LigandNetwork unique molecule checks #371

Open jthorton opened 17 hours ago

jthorton commented 17 hours ago

LigandNetwork should enforce that each ligand is unique in the network to avoid issues with transformations between the same ligands which are wasted effort and might cause issues downstream if we have DDG estimates of 0.0 and lead to broken networks.

IAlibay commented 17 hours ago

unique in the network

What kind of uniqueness are we looking for here?

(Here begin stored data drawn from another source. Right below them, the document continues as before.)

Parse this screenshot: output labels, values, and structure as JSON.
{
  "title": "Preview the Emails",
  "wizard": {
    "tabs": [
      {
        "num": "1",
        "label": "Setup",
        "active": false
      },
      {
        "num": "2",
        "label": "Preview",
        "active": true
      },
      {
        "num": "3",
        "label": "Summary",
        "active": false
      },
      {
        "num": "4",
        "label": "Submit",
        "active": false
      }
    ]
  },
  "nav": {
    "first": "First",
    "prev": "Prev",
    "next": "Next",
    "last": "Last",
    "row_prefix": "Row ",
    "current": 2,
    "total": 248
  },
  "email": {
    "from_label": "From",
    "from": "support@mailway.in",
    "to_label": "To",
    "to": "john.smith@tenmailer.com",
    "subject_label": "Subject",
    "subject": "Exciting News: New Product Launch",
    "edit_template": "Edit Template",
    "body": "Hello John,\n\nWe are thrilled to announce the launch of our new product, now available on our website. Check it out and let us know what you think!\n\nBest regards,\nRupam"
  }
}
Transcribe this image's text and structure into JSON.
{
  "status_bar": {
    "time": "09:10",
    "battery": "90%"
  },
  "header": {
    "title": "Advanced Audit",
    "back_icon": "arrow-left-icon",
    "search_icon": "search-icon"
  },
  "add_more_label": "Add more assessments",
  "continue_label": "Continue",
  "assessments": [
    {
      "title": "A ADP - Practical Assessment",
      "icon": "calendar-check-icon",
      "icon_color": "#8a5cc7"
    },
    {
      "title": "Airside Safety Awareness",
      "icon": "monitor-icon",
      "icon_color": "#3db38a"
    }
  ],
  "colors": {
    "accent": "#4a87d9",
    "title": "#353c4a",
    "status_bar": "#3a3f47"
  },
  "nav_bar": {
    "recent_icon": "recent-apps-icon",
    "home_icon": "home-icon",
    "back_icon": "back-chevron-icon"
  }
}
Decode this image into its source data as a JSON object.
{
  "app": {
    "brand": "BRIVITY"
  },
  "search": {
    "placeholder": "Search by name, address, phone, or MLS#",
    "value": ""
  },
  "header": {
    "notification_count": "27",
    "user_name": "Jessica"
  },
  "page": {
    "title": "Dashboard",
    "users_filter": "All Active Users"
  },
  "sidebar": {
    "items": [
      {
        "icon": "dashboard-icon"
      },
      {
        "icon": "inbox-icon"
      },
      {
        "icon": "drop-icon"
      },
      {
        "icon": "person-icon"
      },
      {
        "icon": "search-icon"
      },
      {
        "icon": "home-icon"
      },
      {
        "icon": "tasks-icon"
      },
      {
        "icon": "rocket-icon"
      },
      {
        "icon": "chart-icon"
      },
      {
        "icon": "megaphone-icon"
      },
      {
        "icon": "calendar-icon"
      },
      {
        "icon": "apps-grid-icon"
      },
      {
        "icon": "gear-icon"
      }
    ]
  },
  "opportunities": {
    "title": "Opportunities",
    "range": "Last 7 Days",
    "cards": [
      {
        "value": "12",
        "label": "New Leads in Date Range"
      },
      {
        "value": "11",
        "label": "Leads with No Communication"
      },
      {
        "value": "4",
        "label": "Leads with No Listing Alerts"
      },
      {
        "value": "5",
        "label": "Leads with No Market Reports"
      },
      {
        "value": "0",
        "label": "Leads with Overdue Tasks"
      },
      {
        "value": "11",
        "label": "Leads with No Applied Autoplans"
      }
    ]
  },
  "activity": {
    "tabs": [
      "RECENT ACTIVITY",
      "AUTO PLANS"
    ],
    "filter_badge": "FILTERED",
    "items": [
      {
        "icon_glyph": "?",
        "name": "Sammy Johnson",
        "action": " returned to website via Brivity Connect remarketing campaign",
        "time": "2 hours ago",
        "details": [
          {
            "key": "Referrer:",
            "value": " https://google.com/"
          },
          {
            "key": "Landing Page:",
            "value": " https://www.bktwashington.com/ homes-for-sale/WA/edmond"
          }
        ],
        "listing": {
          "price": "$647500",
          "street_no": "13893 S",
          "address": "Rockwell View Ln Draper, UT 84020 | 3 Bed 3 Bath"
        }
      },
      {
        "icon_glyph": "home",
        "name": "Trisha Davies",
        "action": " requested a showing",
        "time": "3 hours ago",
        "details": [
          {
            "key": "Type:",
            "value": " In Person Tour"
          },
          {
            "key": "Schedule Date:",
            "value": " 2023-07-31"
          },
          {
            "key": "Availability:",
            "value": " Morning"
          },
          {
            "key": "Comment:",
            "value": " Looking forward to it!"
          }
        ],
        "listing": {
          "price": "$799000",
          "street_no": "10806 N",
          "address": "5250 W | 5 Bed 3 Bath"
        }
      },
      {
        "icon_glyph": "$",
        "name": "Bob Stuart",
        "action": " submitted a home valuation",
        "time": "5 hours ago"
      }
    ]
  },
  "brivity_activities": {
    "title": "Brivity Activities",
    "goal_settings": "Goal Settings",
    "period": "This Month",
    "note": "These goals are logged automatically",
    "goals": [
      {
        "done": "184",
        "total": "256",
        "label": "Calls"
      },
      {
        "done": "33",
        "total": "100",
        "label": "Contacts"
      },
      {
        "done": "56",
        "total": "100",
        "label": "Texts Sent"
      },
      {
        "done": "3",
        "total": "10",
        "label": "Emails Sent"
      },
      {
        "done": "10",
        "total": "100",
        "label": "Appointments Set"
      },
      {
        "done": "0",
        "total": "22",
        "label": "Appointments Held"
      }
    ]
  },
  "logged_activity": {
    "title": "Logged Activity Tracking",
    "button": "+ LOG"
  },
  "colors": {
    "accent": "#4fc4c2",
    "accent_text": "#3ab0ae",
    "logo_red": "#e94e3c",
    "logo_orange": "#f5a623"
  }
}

I think as long as we're talking about SMC uniqueness (i.e. technically it could be the same molecule but different coordinates / charges / etc..) then I would agree that this would make sense.

DG estimates of 0.0

We do have to remember that LigandNetwork != AlchemicalNetwork. Technically you could consider a case where you have same ligand + different protein as nodes. That being said, LigandNetwork is inherently flawed for that use case - indeed it might not be something we want to keep around in the long run.

broken networks

Just raising here that broken networks are a Protocol specific issue, so I wouldn't spend too much time thinking about them - i.e. it's ok for a network to be broken, it's up to the Protocol to make sure they have the right tooling to handle that case.

jthorton commented 15 hours ago

What kind of uniqueness are we looking for here? I think as long as we're talking about SMC uniqueness (i.e. technically it could be the same molecule but different coordinates / charges / etc..) then I would agree that this would make sense.

So my user story is from ASAP: we get a large list of molecules from the medchem team which would often have repeats in, we can use OpenFE to plan a network and run rbfe calculations but due to the network having transformations between the same ligand we get edges with DDG of 0 which breaks MLE and results in broken networks. We now have to filter the ligands before hand but checking for users might be good generally.

I would say emit a warning if you have the same ligand in the network more than once by chemical identity but different coords/charges.

Raise an error if we have duplicated ligands with the same identity, coords and charges.

We do have to remember that LigandNetwork != AlchemicalNetwork. Technically you could consider a case where you have same ligand + different protein as nodes. That being said, LigandNetwork is inherently flawed for that use case - indeed it might not be something we want to keep around in the long run.

This could be an issue for the error case above, would having a flag to turn on this behaviour be a good idea like check_unique when creating a LigandNetwork? I am sure there will be a lot of other things users want to do with LigandNetwork so I don't want this check to stop them.